So currently when you make a Manual weld and update C0 OR C1 it will pick an arbitrary part to stay still and will move the other part. Now, internally this logic is not arbitrary. ROBLOX has an internal notion called a “Root Part” which is decided by a set of criteria (Size, if it’s anchored, welded to something anchored, and so on). I’ve heard users complain about the fact that it’s unpredictable since users don’t have access to the concept of Root Part.
The reason I’m posting here is because I’ve figured out a way to modify the behavior without having to change internals or the reliance on Root Part, but I was wondering if this would break anyone’s behavior, and if a different behavior is more desired?
My questions are:
If I modified the code so that changing Weld CFrame would move Part1
around Part0 (keeping Part0 static) would this break any of your
Would this be the preferable setting?
Do you expect Part0 to remain static, or do you expect modifying C0
to move Part0 and modifying C1 to move Part1?
Yes – Part1 moving around Part0 should be the behavior for all joints. This is what these properties are for and arbitrarily choosing a part to be Part0 other than the specified one is not so great design. Thank you for fixing this.
Part0 should always be static. Welds should not be two-way – that just over-complicates them. If I want PartA to be 1 stud up from PartB, I would set PartB as the Part0 and use the weld to move PartA, the Part1, up one stud – not set the one I want to move to be Part0, the root part.

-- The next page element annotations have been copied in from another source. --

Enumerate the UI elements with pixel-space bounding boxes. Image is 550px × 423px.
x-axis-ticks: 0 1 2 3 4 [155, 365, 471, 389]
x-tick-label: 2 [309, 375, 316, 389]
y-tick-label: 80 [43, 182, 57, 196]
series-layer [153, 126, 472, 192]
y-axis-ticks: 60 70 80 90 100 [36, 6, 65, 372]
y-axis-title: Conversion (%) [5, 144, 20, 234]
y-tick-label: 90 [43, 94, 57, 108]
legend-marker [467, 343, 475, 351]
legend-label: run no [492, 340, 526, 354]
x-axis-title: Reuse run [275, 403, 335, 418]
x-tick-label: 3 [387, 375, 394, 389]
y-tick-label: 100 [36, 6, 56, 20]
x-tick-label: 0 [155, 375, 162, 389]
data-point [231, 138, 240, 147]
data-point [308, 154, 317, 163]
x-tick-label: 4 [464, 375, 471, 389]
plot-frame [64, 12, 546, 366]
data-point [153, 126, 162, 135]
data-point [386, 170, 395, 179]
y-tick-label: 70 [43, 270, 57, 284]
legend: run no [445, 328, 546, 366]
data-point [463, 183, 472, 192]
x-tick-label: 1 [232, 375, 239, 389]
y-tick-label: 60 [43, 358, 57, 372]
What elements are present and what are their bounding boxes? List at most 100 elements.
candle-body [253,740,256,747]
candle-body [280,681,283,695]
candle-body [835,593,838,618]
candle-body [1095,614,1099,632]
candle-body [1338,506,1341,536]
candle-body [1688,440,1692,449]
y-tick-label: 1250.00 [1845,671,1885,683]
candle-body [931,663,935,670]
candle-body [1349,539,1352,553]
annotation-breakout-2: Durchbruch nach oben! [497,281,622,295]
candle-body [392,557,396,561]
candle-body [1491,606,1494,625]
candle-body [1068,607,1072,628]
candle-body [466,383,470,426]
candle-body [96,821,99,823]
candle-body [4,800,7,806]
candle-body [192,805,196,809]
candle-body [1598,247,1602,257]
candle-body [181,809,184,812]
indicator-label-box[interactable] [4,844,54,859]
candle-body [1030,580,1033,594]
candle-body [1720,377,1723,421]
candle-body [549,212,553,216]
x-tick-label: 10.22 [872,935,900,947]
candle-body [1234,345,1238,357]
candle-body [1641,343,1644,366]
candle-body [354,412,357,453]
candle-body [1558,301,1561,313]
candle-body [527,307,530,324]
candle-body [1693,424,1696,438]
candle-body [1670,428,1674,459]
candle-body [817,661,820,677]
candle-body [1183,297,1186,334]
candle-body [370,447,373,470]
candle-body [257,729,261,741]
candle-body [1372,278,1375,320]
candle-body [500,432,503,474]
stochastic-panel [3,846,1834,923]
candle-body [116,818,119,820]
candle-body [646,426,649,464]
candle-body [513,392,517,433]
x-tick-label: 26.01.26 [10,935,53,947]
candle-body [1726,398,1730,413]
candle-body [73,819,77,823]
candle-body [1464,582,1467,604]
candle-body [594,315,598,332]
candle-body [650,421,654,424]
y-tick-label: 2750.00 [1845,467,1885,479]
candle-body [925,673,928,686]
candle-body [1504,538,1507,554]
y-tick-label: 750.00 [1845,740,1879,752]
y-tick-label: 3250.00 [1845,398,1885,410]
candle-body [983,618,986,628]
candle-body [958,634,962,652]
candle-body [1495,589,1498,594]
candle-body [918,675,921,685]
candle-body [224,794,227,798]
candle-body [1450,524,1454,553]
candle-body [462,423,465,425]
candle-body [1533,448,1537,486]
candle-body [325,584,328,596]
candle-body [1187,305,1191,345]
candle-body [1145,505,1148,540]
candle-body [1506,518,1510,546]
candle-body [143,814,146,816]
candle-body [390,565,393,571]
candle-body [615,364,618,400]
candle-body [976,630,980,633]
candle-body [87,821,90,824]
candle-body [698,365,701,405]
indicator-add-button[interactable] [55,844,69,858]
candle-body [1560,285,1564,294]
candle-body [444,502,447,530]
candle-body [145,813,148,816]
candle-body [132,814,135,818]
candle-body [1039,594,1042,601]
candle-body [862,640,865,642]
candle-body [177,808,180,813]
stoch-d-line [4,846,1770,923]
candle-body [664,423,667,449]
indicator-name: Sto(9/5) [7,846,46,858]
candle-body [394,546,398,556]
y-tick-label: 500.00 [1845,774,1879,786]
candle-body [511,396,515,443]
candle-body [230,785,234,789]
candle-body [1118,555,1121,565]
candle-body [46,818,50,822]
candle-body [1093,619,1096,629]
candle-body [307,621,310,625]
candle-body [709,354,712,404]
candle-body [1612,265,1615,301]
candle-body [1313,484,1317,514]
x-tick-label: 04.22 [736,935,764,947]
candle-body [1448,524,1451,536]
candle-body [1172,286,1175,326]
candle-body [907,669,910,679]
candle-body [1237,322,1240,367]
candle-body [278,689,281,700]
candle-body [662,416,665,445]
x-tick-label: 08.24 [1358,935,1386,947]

Quick update: So it looks like there isn’t a good way to solve this without changing how ROBLOX generates internal tree structures. The way that I was going to try and sovle this would require a lot of hacking, and the proper fix would require a bit of a time investment. I think I’m going to back off on this until early next year where we will want to refactor the way that we generate our Tree structures to work correctly with joints, which will be the correct way to fix this problem.
So Echo, there is a reason this bug has been in ROBLOX for a looong time… Hang in there guys.
Khanovich, would you be willing to explain how ROBLOX generates tree structures internally? I’m asking because right now I’m trying to determine if a deep weld structure is prohibitively more expensive than a shallow weld structure.
If a deep weld structure is relatively equal in cost, especially in terms of C0/C1 updating for animation purposes, then I’ll be able to allow players to build pivoting components in my game without significant performance costs.
Edit Another question is if it’s prohibitively expensive to update the C0/C1 coordinates frames, and what sort of restructuring goes on when I do that.
In general updating weld C0/C1 for animation purposes is an anti-pattern. Off the top of my head rendering engine will be forced to recompute a bunch of state - a LOT of state for complicated models - on any change like that because it assumes that welds represent rigid connections and optimizes based on that.
Good point. In that case this update should also affect Motor6Ds for use in animation. My problem with the current behavior is that you can’t easily animate a part that’s larger than the part it’s connected to, and making C1 always move would fix that.
Yeah, we discussed fixing this for motors with @Khanovich as well and it has the same issues where the motor update is tied to the tree structure, the difference being that rendering engine handles motors as animatable joints and welds as rigid joints.
Current thoughts are that hacking around the tree structure is dangerous and we should try to enforce the direction of joint edges while building the tree. To answer @Quenty’s question somewhat, imagine a graph where parts are vertices and joints (surface joints, manual welds, motors, etc.) are edges. We currently have an algorithm that finds the spanning tree of this graph ( https://en.wikipedia.org/wiki/Spanning_tree ) using some heuristics that in general make sure that the larger parts volume is, the closer it is to the root of the tree.
Once a tree has been established, we store transforms of all parts as a delta to the parent. Whenever you change a coordinate frame we have to update the subtree of that node, so the question of update efficiency wrt physics depends on the specific structure and specific node being updated.
Plus we have some gross hacks that maximize the probability of the humanoid root part becoming root.
To solve the problem discussed above you can imagine changing the algorithm to use P0-P1 as a directional edge and find a spanning tree of that DAG (and break cycles somehow if it’s not a DAG).